Data Deduplication Comparative Review
snydeq writes "InfoWorld's Keith Schultz provides an in-depth comparative review of four data deduplication appliances to vet how well the technology stacks up against the rising glut of information in today's datacenters. 'Data deduplication is the process of analyzing blocks or segments of data on a storage medium and finding duplicate patterns. By removing the duplicate patterns and replacing them with much smaller placeholders, overall storage needs can be greatly reduced. This becomes very important when IT has to plan for backup and disaster recovery needs or when simply determining online storage requirements for the coming year,' Schultz writes. 'If admins can increase storage usage 20, 40, or 60 percent by removing duplicate data, that allows current storage investments to go that much further.' Under review are dedupe boxes from FalconStor, NetApp, and SpectraLogic."

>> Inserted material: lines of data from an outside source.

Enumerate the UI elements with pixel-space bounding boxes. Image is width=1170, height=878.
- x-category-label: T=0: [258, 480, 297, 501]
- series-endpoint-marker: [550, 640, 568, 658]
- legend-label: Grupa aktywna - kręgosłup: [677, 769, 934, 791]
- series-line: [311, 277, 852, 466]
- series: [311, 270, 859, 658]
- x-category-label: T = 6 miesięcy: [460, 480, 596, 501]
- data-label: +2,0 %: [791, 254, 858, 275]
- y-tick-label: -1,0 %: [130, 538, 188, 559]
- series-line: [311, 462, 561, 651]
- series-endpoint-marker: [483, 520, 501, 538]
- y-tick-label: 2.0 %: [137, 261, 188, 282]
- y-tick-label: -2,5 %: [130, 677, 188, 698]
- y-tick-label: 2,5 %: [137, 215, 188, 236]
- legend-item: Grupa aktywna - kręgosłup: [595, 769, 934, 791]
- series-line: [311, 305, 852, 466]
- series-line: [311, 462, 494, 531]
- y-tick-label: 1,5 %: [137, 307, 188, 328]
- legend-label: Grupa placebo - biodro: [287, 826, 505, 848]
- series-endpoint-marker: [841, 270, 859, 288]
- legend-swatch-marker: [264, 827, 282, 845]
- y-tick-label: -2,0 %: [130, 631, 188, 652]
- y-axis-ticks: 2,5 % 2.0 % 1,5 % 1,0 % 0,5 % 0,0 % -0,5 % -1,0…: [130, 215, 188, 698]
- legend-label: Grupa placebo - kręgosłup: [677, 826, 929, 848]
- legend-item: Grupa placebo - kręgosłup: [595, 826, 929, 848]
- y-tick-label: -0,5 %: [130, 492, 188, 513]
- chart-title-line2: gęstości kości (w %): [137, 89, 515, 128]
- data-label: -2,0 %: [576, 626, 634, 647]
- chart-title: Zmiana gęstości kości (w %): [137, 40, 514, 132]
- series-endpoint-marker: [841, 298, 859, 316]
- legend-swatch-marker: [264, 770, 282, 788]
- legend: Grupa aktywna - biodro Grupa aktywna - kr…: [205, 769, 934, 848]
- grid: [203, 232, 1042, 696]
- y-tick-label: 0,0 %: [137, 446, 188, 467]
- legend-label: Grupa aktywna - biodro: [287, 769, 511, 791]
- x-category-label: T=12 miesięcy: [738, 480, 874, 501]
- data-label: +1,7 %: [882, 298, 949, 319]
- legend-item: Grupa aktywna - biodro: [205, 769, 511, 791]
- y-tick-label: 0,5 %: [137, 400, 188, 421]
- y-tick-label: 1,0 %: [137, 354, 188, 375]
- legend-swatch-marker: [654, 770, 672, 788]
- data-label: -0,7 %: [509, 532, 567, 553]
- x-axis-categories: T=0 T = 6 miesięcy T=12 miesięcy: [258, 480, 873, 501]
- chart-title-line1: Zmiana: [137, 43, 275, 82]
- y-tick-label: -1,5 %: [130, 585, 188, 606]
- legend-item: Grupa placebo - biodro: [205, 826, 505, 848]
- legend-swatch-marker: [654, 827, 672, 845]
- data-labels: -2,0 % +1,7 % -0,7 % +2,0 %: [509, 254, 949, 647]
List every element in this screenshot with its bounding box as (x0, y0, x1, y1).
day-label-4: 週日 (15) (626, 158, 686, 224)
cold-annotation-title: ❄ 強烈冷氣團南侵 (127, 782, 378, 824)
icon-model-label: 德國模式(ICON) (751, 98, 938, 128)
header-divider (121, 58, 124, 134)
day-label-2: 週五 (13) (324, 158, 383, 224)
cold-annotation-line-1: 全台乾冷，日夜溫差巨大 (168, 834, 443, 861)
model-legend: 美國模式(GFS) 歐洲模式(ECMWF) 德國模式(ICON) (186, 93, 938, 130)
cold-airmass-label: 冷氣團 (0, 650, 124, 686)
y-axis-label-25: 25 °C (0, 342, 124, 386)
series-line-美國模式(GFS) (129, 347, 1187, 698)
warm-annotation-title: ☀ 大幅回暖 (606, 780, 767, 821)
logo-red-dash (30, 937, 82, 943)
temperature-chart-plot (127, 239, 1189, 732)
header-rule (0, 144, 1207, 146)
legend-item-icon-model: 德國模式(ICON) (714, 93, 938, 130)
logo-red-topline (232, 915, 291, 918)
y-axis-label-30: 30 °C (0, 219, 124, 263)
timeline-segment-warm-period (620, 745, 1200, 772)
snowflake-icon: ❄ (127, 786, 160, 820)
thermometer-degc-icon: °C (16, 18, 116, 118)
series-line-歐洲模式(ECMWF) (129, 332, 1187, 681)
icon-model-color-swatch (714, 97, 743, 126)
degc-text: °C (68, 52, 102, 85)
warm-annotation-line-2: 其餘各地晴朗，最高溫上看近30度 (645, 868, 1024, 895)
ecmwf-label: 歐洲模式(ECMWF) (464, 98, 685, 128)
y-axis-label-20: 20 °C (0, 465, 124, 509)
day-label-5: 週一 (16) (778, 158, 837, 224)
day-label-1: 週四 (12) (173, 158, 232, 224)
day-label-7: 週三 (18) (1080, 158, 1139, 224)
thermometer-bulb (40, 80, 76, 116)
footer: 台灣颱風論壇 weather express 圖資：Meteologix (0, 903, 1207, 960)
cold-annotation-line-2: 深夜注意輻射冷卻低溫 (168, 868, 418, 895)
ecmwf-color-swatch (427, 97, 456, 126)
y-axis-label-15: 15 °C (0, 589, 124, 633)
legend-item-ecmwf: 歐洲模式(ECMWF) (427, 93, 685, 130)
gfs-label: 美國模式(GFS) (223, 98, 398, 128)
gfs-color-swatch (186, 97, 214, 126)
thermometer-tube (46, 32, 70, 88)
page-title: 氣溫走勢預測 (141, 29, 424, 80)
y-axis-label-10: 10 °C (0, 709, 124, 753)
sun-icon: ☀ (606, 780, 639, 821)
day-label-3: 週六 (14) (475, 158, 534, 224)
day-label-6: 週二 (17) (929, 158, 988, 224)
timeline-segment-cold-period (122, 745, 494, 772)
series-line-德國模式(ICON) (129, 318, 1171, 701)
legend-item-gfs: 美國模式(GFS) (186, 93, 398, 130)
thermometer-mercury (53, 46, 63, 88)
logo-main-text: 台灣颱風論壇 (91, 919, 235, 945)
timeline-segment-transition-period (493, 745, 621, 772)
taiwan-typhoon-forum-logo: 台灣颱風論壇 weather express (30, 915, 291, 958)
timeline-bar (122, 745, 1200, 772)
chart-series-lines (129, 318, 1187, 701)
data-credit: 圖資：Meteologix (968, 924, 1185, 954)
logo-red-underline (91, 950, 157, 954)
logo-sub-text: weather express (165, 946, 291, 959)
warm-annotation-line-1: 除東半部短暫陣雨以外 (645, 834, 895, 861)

Actually, it is automatic. ZFS already assumes you have a multithreaded OS running on more cpu than you probably need (e.g. Solaris), so it's already doing checksums (up to and including SHA256) for each data block in the filesystem. Comparing checksums (and optionally entire datablocks) to determine what blocks are duplicates isn't that much extra work at that point, although for deduplication you probably want to use a beefier checksum than you might choose otherwise, so there is some increase in work. http://blogs.sun.com/bonwick/entry/zfs_dedup has some more information on it. Getting it onto my linux box, now.. there's the rub. userspace ZFS exists, but I've only seen one pointer to a patch for it that includes dedup, and I haven't heard any stability reports on it yet.